By Michele Sinner and Alastair Macdonald
LUXEMBOURG/BRUSSELS (Reuters) – The European Union’s top court ruled on Monday that the British government may reverse its decision to leave the bloc without consulting other member states, a decision welcomed by those campaigning to stop Brexit.
In an emergency judgment delivered just 36 hours before it expected the British parliament to vote on a Brexit deal agreed with the EU by Prime Minister Theresa May, the Court of Justice (ECJ) said: “The United Kingdom is free to revoke unilaterally the notification of its intention to withdraw from the EU.”
May later postponed that vote in the face of defeat, setting up tense new talks with EU leaders she will meet at a summit on Thursday and Friday.
The heightened uncertainty over how and even whether Britain can arrange to leave the bloc lent even greater significance to the judges’ decision. May rejects holding a new Brexit referendum but her hold on office is looking shaky.
The ruling, clarifying Article 50 of the EU treaty, rejected arguments put forward by the EU executive, which said other EU states would need to agree, partly on the grounds that otherwise governments could use threats of withdrawal to gain advantage.
It followed an opinion last week by a Court legal adviser which had boosted hope among Brexit opponents that a new referendum could be held that would prevent Britain’s scheduled departure on March 29, 2019.
The court ruled any revocation of Brexit must be made before withdrawal takes effect and made clear Britain could still extend that deadline by up to a year, as long as all 27 other members agreed.
Britain’s foreign minister Jeremy Hunt said the ruling was irrelevant as the government would not change course, and warned that the 52 percent of Britons who voted to leave the EU in a June 2016 referendum would be “shocked and very angry” if it did.
Michael Russell, a minister in Scotland’s devolved government, noted most Scots voted against Brexit and said the judgment “exposes as false the idea that the only choice is between bad deal negotiated by the UK government or the disaster of no deal”.
THREE OPTIONS, NOT TWO
The Court itself said it had ruled with unprecedented haste to show British lawmakers they have three options not two — leave on agreed terms, leave without a deal or not leave at all.
The ECJ argued that a national right to leave should be matched by an equally sovereign right to reverse that, as long as that decision is made before withdrawal.
It cited the EU treaty goal of “ever closer union among the peoples of Europe” — a clause particularly hated by Brexit campaigners — to justify arguing that states cannot be forced out of the Union.

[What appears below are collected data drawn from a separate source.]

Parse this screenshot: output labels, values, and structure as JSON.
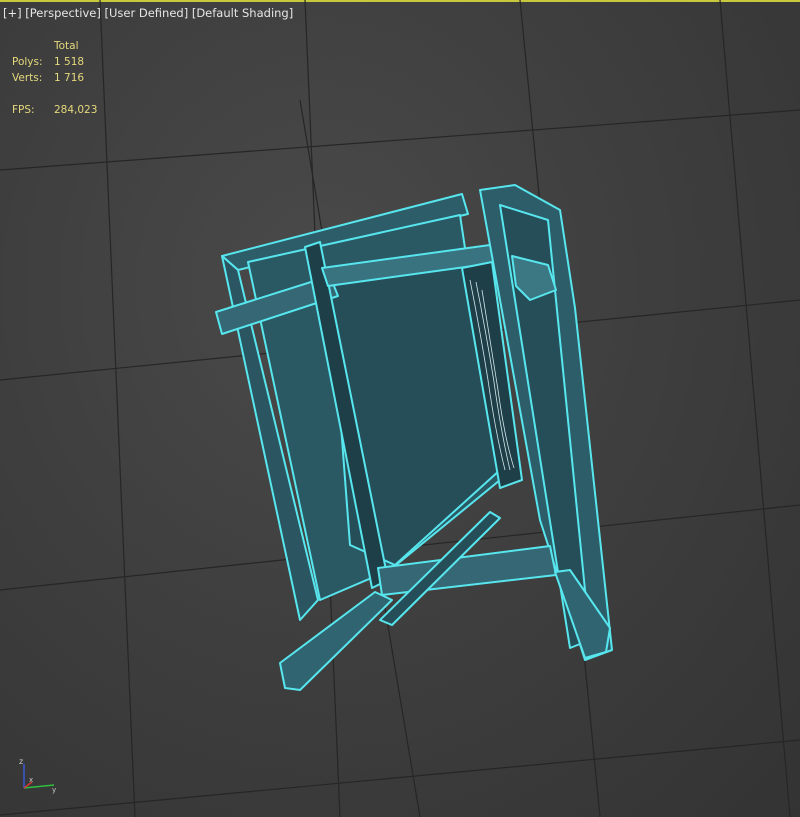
{
  "viewport": {
    "menu_plus": "[+]",
    "view_mode": "[Perspective]",
    "shading_user": "[User Defined]",
    "shading_mode": "[Default Shading]"
  },
  "stats": {
    "total_label": "Total",
    "polys_label": "Polys:",
    "polys_value": "1 518",
    "verts_label": "Verts:",
    "verts_value": "1 716",
    "fps_label": "FPS:",
    "fps_value": "284,023"
  },
  "colors": {
    "background": "#3f3f3f",
    "grid": "#2a2a2a",
    "selection_wire": "#58e6ee",
    "model_fill": "#2b5560",
    "stats_text": "#e6d87c",
    "viewport_border": "#c8c83c"
  },
  "axis_gizmo": {
    "z": "z",
    "x": "x",
    "y": "y"
  }
}
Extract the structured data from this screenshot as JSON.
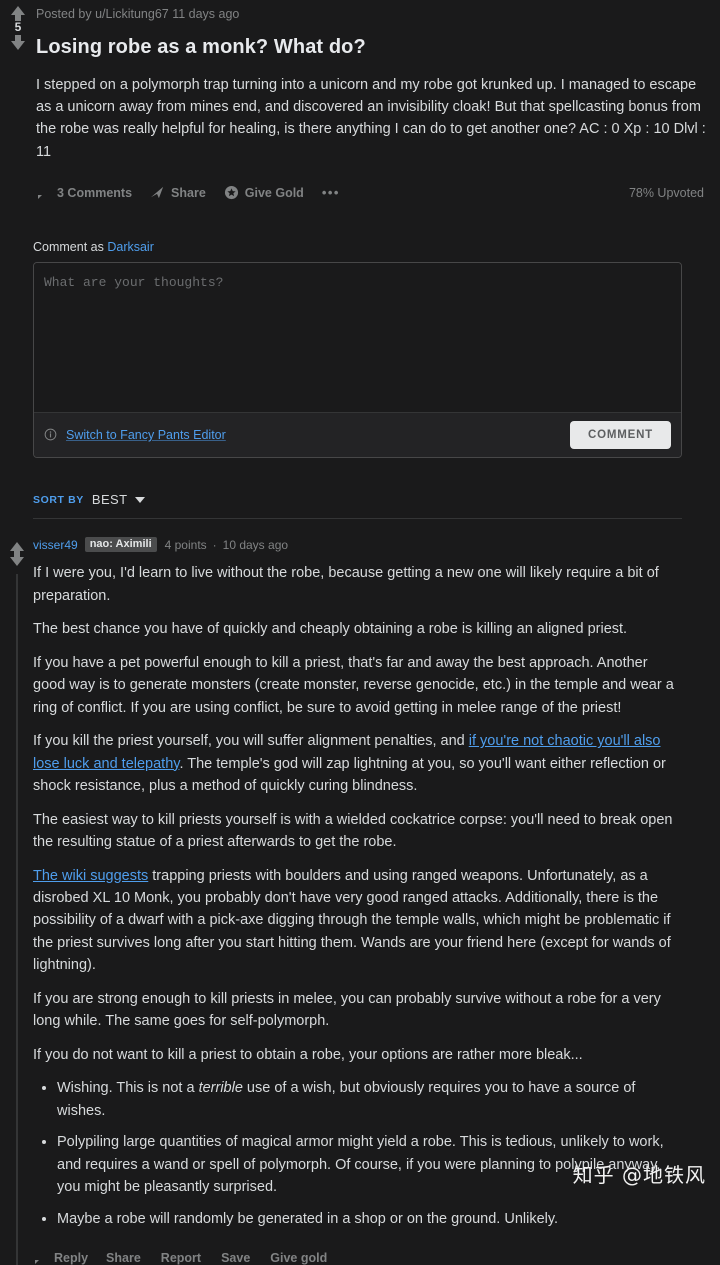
{
  "post": {
    "score": "5",
    "meta": "Posted by u/Lickitung67 11 days ago",
    "title": "Losing robe as a monk? What do?",
    "body": "I stepped on a polymorph trap turning into a unicorn and my robe got krunked up. I managed to escape as a unicorn away from mines end, and discovered an invisibility cloak! But that spellcasting bonus from the robe was really helpful for healing, is there anything I can do to get another one? AC : 0 Xp : 10 Dlvl : 11",
    "actions": {
      "comments": "3 Comments",
      "share": "Share",
      "give_gold": "Give Gold",
      "more": "•••"
    },
    "upvoted": "78% Upvoted"
  },
  "composer": {
    "comment_as_prefix": "Comment as ",
    "comment_as_user": "Darksair",
    "placeholder": "What are your thoughts?",
    "switch_editor": "Switch to Fancy Pants Editor",
    "submit": "COMMENT"
  },
  "sort": {
    "label": "SORT BY",
    "value": "BEST"
  },
  "comment": {
    "author": "visser49",
    "flair": "nao: Aximili",
    "points": "4 points",
    "dot": "·",
    "time": "10 days ago",
    "paragraphs": {
      "p1": "If I were you, I'd learn to live without the robe, because getting a new one will likely require a bit of preparation.",
      "p2": "The best chance you have of quickly and cheaply obtaining a robe is killing an aligned priest.",
      "p3": "If you have a pet powerful enough to kill a priest, that's far and away the best approach. Another good way is to generate monsters (create monster, reverse genocide, etc.) in the temple and wear a ring of conflict. If you are using conflict, be sure to avoid getting in melee range of the priest!",
      "p4a": "If you kill the priest yourself, you will suffer alignment penalties, and ",
      "p4link": "if you're not chaotic you'll also lose luck and telepathy",
      "p4b": ". The temple's god will zap lightning at you, so you'll want either reflection or shock resistance, plus a method of quickly curing blindness.",
      "p5": "The easiest way to kill priests yourself is with a wielded cockatrice corpse: you'll need to break open the resulting statue of a priest afterwards to get the robe.",
      "p6link": "The wiki suggests",
      "p6": " trapping priests with boulders and using ranged weapons. Unfortunately, as a disrobed XL 10 Monk, you probably don't have very good ranged attacks. Additionally, there is the possibility of a dwarf with a pick-axe digging through the temple walls, which might be problematic if the priest survives long after you start hitting them. Wands are your friend here (except for wands of lightning).",
      "p7": "If you are strong enough to kill priests in melee, you can probably survive without a robe for a very long while. The same goes for self-polymorph.",
      "p8": "If you do not want to kill a priest to obtain a robe, your options are rather more bleak..."
    },
    "bullets": {
      "b1a": "Wishing. This is not a ",
      "b1em": "terrible",
      "b1b": " use of a wish, but obviously requires you to have a source of wishes.",
      "b2": "Polypiling large quantities of magical armor might yield a robe. This is tedious, unlikely to work, and requires a wand or spell of polymorph. Of course, if you were planning to polypile anyway, you might be pleasantly surprised.",
      "b3": "Maybe a robe will randomly be generated in a shop or on the ground. Unlikely."
    },
    "actions": {
      "reply": "Reply",
      "share": "Share",
      "report": "Report",
      "save": "Save",
      "give_gold": "Give gold"
    }
  },
  "watermark": "知乎 @地铁风",
  "colors": {
    "background": "#1a1a1b",
    "link": "#4f9eed",
    "text": "#d7dadc",
    "muted": "#818384",
    "flair_bg": "#4b4c4d",
    "button_bg": "#e8e9ea"
  }
}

The court also challenged a view in Brussels that if Britain stayed it might lose some privileges it has built up over the years, including a hefty rebate on its EU budget contributions.
“Revocation … would have the effect that the United Kingdom remains in the EU under terms that are unchanged,” it said.
It is far from clear whether or how Britain could organize a new referendum. Opinion polls suggest that any new majority for staying in the EU is narrow and many in the EU question the wisdom of keeping such a divided country as a member.